It took the long checkout lines at the grocery store and the crowd in the Bev Mo parking lot to remind me that Friday was New Year’s Eve.
I’ve been on vacation for a week, doing the couch potato thing, enjoying my daughters and my dogs and my freedom from responsibilities. It was life in suspended animation, until the reality of a new decade hit me.
Didn’t we just do the whole Y2K thing? Has it really been 10 years since the last New Year’s Eve I remember celebrating?
I figured I would write this week about the holiday’s meaning and memories. But I think New Year’s Eve has lost its allure with me.

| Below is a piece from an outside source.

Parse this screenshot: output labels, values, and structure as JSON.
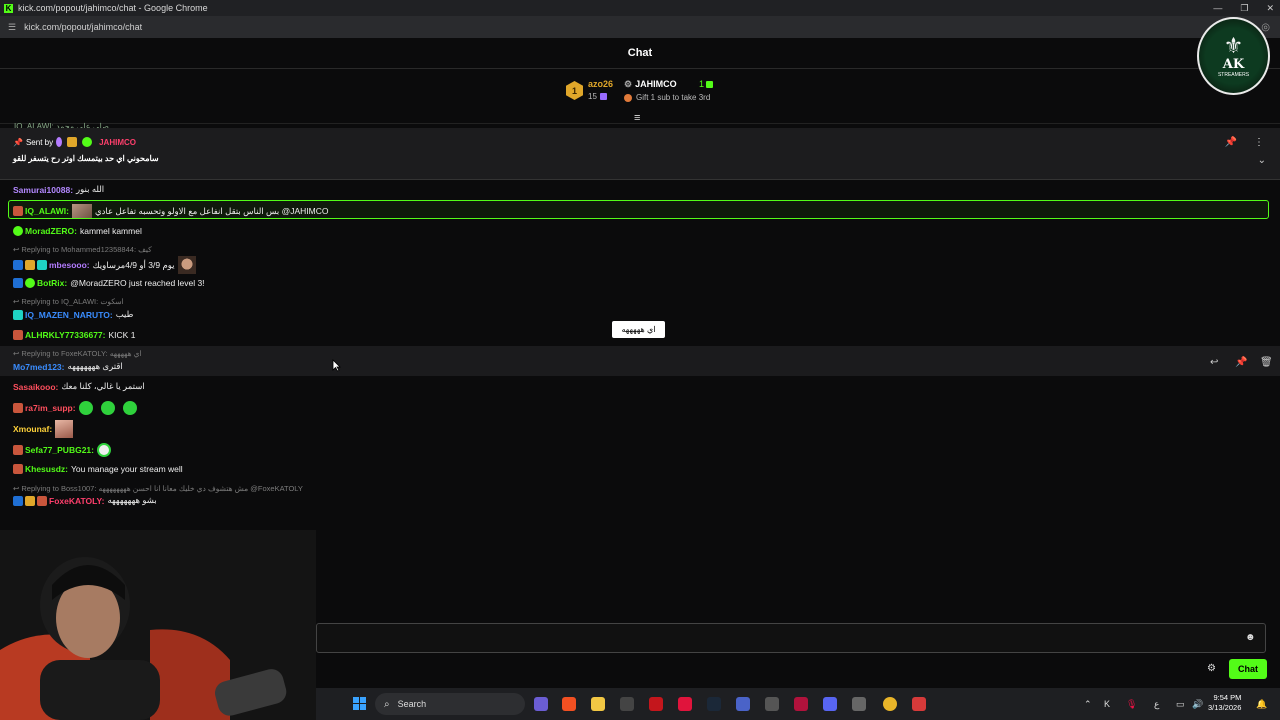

I tried to amp myself, but finally accepted the reality: This holiday seems to come around too often, too soon for me.
Years ago, the holiday seemed like a shimmering reminder of new possibilities. Now it feels more like a reminder that time is slipping away from me.
I’m glad to say goodbye to 2010, but the way the years seem to fly by, I expect 2011 to pass in a blink, a blur of missed opportunities.
And I’m not the only one greeting this new year with a mix of optimism and melancholy.
Research shows that the older we get, the faster the years seem to go by. And it’s not just fear of our own mortality that troubles us.
Scientists aren’t sure how or why it happens, but people do change the way they perceive time as they age.
“They just have this sense, this feeling that time is going faster than they are,” Duke University psychology professor Warren Meck told National Public Radio in an interview of “All Things Considered” last year. The experience seems to be universal, he said. The perception has been documented over the years, across cultures and around the world.
Meck suggest that changes in the aging brain cost older folks the ability to accurately perceive the passage of time.
Mimicking scholarly research studies, an NPR reporter marshaled evidence with an impromptu project on the streets of Washington D.C. last winter. .
She asked pedestrians to close their eyes and signal when a minute had gone by. Subjects in their 20s signaled between 55 and 65 seconds, she found. But for those over 60, a minute seemed longer. They didn’t call time until 90 seconds had gone by.
Professor Meck blames the brain’s “neural conduction velocity” slowdown. Our brains pulse more slowly as we get older, and we rely on those pulses to calculate the passage of time. That (paradoxically, it seems), creates the sensation that life is speeding up.
If you perceive 90 seconds as one minute, he explained, it seems like more is happening in a shorter time. “Therefore, it seems the world is going faster.”
And New Year’s Eve is coming around more quickly and more often.
That’s not the only theory, of course.
One explanation draws on basic math. When you’re 10 years old, a year is one-tenth of your life. But by the time you hit middle age, each year has become proportionately smaller. It feels like time is flying by because the years seem shorter the more you collect them.
Another theory relies on the mind’s mechanics. Our brains record new experiences in exquisite detail, then carefully preserves them in our memory. But when a similar experience occurs again, the brain recognizes it and responds with a quick sketch that is crammed into an overstuffed drawer.
So milestones dominate our memories. The Technicolor moments of youth persist, while recollections of the mundane fade. That’s why later years — sprinkled with fewer vivid first-time experiences — can seem to pass in a blurry haze: quickly, with less to hold on to.
And it explains why I can remember so clearly clinking glasses of ginger ale with my kid sister to ring in the new year 40 years ago, but I couldn’t tell you for the life of me what I did a year ago on New Year’s Eve.
I’m casting my vote for the milestone theory, because the last New Year’s Eve I clearly remember was the night the 21st century began. I gathered that night, a decade ago, with family and friends in my living room, champagne glasses poised for celebration and flashlights at hand for the catastrophe that Y2K was supposed to bring.
The stroke of midnight brought joy and relief, a victory over the doomsayers and a triumph of technology. Computers didn’t crash, planes didn’t fall from the sky. Not even the coffee maker in my kitchen missed a beat as I called on it when the drinking was done.
Today it seems unfathomably quaint that we believed a programming glitch could have unraveled our computerized country. And yet we have come undone, instead, in ways we couldn’t have foreseen then.
We mastered the technology, but in the decade that followed, we were vanquished by old-fashioned demons — greed and hubris and inattention.
So it seemed right to skip the party this year. I’m not sure if this is one I’ll remember, but it’s one that I will fully enjoy—on my couch, with my dogs, a blazing fire and a glass of merlot—and my eyes closed as I try to adjust my mind’s perception and try my best to slow down time.